Reflections on the Loss of a Family Member and a Friend--My Ode to HER Immortality: On Saturday, a family member and friend in my life died well before her time. Her name was Bonnie. I am finding it difficult concentrating on things political when the person whom I knew and who loved politics as much as I is not here. She was responsible for much of my analysis as nearly every day we volleyed the various opinions we shared on our respective blogs. She was a strong personality and an equally strong supporter of our president. It was that which brought us even closer within her decades-long marriage to my cousin. I considered her not only related to me by marriage but also a friend by her nature as well. We were very much alike in our strong ethical and humanitarian views as well as in our personality strength. It almost seemed at times as if we were a DNA genomic match.

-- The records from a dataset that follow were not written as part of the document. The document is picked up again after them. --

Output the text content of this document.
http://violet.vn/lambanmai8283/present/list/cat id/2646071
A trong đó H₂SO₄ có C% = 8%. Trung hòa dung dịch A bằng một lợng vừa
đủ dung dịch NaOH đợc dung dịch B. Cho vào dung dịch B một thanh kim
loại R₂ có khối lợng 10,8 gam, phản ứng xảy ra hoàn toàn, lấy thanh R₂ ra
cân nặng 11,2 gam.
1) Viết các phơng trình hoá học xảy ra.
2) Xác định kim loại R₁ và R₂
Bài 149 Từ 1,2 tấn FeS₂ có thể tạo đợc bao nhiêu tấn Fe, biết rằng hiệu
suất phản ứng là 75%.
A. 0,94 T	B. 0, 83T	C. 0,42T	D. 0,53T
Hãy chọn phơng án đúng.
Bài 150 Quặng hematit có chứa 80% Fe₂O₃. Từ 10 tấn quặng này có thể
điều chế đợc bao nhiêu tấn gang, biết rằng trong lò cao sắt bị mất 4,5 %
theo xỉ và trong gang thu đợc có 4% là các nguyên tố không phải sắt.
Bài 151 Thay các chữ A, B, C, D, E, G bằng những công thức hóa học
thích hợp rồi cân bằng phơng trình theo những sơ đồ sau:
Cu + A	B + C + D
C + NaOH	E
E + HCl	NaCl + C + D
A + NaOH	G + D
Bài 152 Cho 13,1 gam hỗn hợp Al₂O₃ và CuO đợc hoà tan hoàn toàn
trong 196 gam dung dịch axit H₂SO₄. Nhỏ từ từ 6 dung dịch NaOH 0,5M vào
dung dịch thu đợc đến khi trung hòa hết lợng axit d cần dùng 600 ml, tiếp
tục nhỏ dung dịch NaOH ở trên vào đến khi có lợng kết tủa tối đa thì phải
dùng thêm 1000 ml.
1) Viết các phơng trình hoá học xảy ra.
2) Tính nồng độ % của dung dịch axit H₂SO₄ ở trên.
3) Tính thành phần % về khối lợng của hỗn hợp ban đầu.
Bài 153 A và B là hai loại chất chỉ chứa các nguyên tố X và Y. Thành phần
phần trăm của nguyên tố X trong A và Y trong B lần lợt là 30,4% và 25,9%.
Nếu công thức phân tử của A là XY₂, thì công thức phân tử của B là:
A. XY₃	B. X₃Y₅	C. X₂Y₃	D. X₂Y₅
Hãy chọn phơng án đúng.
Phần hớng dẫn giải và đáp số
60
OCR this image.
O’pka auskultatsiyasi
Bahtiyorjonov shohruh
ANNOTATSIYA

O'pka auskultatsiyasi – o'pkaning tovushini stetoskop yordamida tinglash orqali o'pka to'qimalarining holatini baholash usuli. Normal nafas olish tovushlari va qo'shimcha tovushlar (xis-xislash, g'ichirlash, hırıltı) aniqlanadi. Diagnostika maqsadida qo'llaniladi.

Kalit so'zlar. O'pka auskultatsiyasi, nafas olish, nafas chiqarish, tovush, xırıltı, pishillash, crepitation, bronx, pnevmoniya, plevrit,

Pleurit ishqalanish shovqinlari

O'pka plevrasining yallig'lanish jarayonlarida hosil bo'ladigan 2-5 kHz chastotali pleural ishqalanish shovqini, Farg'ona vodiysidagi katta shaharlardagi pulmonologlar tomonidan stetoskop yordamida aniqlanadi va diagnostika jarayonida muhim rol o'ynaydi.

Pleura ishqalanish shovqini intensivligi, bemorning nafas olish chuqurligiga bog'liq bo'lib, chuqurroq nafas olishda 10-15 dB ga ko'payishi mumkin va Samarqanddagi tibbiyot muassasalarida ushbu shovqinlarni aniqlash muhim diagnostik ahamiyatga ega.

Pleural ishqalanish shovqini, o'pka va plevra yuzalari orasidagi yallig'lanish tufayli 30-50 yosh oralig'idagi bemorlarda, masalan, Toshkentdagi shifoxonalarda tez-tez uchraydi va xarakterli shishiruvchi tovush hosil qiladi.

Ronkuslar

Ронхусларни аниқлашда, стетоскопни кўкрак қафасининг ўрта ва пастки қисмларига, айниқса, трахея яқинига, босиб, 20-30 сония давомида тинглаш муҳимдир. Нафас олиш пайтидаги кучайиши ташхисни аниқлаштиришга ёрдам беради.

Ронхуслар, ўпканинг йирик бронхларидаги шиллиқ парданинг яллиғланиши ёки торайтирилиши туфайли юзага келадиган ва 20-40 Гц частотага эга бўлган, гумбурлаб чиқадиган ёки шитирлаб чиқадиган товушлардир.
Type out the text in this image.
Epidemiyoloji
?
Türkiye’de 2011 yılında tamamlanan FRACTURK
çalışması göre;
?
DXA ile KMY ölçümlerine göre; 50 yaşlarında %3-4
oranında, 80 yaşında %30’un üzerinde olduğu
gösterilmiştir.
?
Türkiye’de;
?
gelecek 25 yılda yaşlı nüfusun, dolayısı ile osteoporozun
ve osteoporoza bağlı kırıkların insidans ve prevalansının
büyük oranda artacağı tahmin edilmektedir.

I have not been able to write since her death because nothing seems that important to me at the moment. I think, though, she would want me to keep writing as I have, getting published at times, becoming a guest on a talk show and posting on my blog. I hope I will continue to do that despite my bereavement. Even when I think there is nothing more about which I want to write yet again some synaptic connections appear. They are today thoughts about her and the realities we all face or will at one time or another.
It brings up to me the many usual feelings of how short life is and how no one knows the way or the hour. It emphasizes that which we often hear – if you love someone tell them now. If you dislike someone forgive them and yes, if possible, turn the other cheek. The regret I have now is that, perhaps, I did not tell her enough that I loved her, that I did not tell her enough how much her views meant to me, that I did not tell her enough how talented she was and, perhaps, I even did not apologize enough when we disagreed.
Perhaps I did not do enough of all of those things so I will do them now publicly and eternally for my blog. I say to her spiritual essence: I love you, Bonnie. I will never forget your thoughts, I will never forget your loyalty to our president, I will never forget your ethical values of honesty, loyalty, passion of purpose and most of all caring about the generations who follow whether your own or those of our nation.
I will miss you, Bonnie, more than I can say and will think about you every day. Your voice will be sitting on my shoulder when I write as you say write but write carefully and ditch the CAPS. I will try to implement much that you have said as a testament and as an honor to your wonderful legacy. It is my ode to your immortality and, perhaps, to my own as well. You have taught me much and as difficult as it will be to write on my tear-stained keyboard I will. I will do it always with you in mind!